IEEE J Biomed Health Inform. 2016 May;20(3):873-879. doi: 10.1109/JBHI.2015.2424074. Epub 2015 Apr 17.
Long-term video EEG epilepsy monitoring can help doctors diagnose and cure epilepsy. The workload of doctors to read the EEG signals of epilepsy patients can be effectively reduced by automatic seizure detection. The application of partial directed coherence (PDC) analysis as mechanism for feature extraction in the scalp EEG recordings for seizure detection could reflect the physiological changes of brain activity before and after seizure onsets. In this study, a new approach on the basis of PDC was proposed to detect the seizure intervals of epilepsy patients. First of all, the multivariate autoregressive model was established for a moving window and the direction and intensity of information flow based on PDC analysis was calculated. Then, the outflow information related to certain EEG channel could be obtained by summing up the intensity of information flow propagated to other EEG channels in order to reduce the feature dimensionality. At last, according to the pathological features of epileptic seizures, the outflow information was regarded as the input vectors to a support vector machine classifier for discriminating interictal periods and ictal periods of EEG signals. The proposed method had achieved a good performance with the correct rate of 98.3%, the selectivity rate of 67.88%, the sensitivity rate of 91.44%, the specificity rate of 99.34%, and the average detection rate of 95.39%, which demonstrated that this method was suitable for detecting the seizure intervals of epilepsy patients. By comparing with other existing techniques, the proposed method based on PDC analysis achieved significant improvement in terms of seizure detection.

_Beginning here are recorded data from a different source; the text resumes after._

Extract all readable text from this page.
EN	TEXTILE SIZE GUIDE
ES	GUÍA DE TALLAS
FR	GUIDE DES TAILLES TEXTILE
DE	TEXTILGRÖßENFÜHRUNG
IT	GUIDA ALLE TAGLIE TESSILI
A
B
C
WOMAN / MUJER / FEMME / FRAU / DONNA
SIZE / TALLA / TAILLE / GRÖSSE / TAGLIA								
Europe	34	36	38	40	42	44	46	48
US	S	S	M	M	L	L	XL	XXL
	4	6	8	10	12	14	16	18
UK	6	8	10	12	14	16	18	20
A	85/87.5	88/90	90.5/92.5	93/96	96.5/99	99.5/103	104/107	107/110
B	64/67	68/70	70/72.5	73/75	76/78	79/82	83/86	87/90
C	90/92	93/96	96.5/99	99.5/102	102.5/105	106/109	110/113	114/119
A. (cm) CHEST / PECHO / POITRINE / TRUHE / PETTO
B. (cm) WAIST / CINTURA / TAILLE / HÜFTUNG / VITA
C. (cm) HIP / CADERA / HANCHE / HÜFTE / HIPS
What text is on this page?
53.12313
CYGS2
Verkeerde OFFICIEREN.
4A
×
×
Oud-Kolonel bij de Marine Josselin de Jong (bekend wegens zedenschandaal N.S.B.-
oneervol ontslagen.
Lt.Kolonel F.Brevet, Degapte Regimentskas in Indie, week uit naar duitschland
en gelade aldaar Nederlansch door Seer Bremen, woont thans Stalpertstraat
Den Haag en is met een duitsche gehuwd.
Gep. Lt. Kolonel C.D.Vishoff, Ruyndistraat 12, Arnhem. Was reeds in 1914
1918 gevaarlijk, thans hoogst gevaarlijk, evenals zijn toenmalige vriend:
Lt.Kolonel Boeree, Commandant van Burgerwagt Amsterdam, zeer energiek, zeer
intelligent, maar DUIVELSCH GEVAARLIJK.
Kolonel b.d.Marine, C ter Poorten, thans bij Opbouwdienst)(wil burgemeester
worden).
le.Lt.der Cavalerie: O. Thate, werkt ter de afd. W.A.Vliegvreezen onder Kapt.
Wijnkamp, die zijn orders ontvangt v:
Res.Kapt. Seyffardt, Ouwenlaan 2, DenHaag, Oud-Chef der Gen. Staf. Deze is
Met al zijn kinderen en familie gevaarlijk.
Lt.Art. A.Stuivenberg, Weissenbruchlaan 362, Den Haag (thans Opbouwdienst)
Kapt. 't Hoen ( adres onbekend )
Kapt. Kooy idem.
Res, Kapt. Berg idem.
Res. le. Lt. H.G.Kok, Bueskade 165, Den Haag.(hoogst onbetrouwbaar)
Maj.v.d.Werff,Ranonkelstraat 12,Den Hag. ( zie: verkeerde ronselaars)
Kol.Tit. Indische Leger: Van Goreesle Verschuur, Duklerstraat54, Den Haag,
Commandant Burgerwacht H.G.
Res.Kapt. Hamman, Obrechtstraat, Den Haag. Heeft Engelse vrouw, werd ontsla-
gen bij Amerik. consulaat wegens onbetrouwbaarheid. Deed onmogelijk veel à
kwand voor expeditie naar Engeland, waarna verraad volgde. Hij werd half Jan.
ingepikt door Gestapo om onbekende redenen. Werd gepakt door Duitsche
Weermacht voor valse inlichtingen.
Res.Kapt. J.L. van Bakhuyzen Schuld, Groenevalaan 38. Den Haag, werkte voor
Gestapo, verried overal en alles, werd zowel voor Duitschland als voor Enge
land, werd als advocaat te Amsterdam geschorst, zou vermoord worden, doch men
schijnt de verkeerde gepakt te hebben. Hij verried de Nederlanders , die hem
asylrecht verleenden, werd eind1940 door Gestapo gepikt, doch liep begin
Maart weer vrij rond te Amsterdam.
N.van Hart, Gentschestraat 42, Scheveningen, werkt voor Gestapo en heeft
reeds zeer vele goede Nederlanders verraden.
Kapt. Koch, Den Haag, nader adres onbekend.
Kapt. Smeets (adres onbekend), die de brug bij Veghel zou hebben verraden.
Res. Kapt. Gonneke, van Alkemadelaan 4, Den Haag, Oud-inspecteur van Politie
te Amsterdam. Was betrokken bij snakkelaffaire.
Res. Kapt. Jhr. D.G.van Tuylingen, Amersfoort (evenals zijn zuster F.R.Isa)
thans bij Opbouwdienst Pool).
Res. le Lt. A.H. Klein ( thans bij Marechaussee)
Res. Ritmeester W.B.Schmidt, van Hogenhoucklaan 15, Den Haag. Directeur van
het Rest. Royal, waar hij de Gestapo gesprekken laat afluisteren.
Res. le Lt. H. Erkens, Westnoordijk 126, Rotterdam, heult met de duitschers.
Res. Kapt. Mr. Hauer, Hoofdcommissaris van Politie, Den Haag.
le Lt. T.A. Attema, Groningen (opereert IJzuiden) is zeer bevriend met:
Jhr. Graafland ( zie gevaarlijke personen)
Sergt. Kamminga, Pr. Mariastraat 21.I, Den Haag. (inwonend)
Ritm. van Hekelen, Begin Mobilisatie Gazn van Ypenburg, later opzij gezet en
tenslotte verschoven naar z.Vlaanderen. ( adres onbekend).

长期视频脑电图癫痫监测有助于医生诊断和治疗癫痫。自动发作检测可有效降低医生阅读癫痫患者脑电图信号的工作量。偏导相干性(PDC)分析作为头皮脑电图记录中用于检测发作的特征提取机制的应用,可以反映发作前后脑活动的生理变化。在这项研究中,提出了一种基于 PDC 的新方法来检测癫痫患者的发作间隔。首先,为移动窗口建立了多元自回归模型,并基于 PDC 分析计算了信息流的方向和强度。然后,通过将传播到其他 EEG 通道的信息流强度相加,可以获得与特定 EEG 通道相关的输出信息流,以减少特征维度。最后,根据癫痫发作的病理特征,将输出信息视为支持向量机分类器的输入向量,用于区分 EEG 信号的发作间期和发作期。该方法的正确识别率为 98.3%,选择性为 67.88%,灵敏度为 91.44%,特异性为 99.34%,平均检测率为 95.39%,表明该方法适用于检测癫痫患者的发作间隔。与其他现有技术相比,基于 PDC 分析的提出的方法在发作检测方面取得了显著的改善。